BACA JUGA:Koruptor BTS 4G Jemy Sutjiawan Divonis 3 Tahun Penjara
Harli menyebut, pemeriksaan terhadap kedua saksi ini bertujuan untuk memperkuat pembuktian dan melengkapi berkas perkara tersebut.
Sementara itu, ADW juga sempat diperiksa sebagai saksi dalam kasus dugaan korupsi proyek Tol MBZ tersebut, pada bulan Agustus 2023 lalu.
Selain itu, Kejaksaan Agung juga menetapkan tersangka baru dalam kasus tersebut, DP selaku kuasa KSO Kontraktor Proyek Tol MBZ.
Penetapannya bermula ketika penyidik Kejagung melakukan pemanggilan terhadap tiga saksi untuk dimintai keterangan, termasuk DP salah satunya.

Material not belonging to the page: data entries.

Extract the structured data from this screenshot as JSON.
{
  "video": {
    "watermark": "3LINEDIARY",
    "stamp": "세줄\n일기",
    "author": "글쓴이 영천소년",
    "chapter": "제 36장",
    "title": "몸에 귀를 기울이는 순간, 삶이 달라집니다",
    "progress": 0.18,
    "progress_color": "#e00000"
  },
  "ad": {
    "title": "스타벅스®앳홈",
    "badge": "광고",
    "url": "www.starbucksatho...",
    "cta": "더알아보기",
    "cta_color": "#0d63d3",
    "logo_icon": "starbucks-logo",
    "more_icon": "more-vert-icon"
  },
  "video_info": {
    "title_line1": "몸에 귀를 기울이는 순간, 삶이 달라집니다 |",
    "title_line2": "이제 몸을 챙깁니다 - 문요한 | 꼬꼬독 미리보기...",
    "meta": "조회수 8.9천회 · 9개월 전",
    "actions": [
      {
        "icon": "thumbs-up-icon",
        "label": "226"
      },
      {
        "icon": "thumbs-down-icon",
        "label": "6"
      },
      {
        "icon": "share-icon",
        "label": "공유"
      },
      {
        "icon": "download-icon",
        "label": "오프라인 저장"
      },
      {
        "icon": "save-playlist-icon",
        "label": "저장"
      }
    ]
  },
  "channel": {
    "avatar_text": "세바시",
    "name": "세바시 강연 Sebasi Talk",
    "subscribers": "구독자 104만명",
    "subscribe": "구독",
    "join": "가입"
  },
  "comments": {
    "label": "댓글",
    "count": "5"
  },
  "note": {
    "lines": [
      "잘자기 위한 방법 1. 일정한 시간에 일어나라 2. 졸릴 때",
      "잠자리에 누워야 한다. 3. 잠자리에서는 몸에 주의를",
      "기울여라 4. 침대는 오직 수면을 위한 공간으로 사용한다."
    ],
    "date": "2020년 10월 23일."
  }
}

BACA JUGA:Tolak Kasasi KPK, MA Perintahkan Pengembalian Aset Rafael Alun
Kemudian, berdasarkan alat bukti yang cukup atas keterlibatan DP dalam kasus tersebut, ia ditetapkan seagai tersangka.
Keterlibatan DP dalam kasus ini bermula ketika PT Jasamarga Jalan Layang CIkampek (JJC) menandatangani perjanjian pengusahaan jalan tol (PPJT) dengan Badan Pengelola Jalan Tol (BPJT), yang bernilai investasi sekirat RP16 triliun.
Dalam perjanjian itu, DP selaku KSO bekerja dama dengan Tony Budianto Sihite (TBS) selaku perwakilan PT Bukaka untuk melakukan pengurangan volume pada basic design, tanpa melakukan kajian teknis terlebih dahulu.
Selain itu, DP juga mengondisikan agar PT JJC ditetapkan sebagai pemenang lelang, dengan berkerjasama dengan Dirut PT JJC periode 2016-2020, Djoko Dwijono (DD). Dan ketua Panitia Lelang (JJC) Yudhi Mahyudi (YM).
Kemudian, DP kembali melakukan pengurangan volume tanpa kajian, hingga merugikan negara lebih dari Rp510 miliar. Yang dilakukan setelah ditetapkan sebagai pemenang.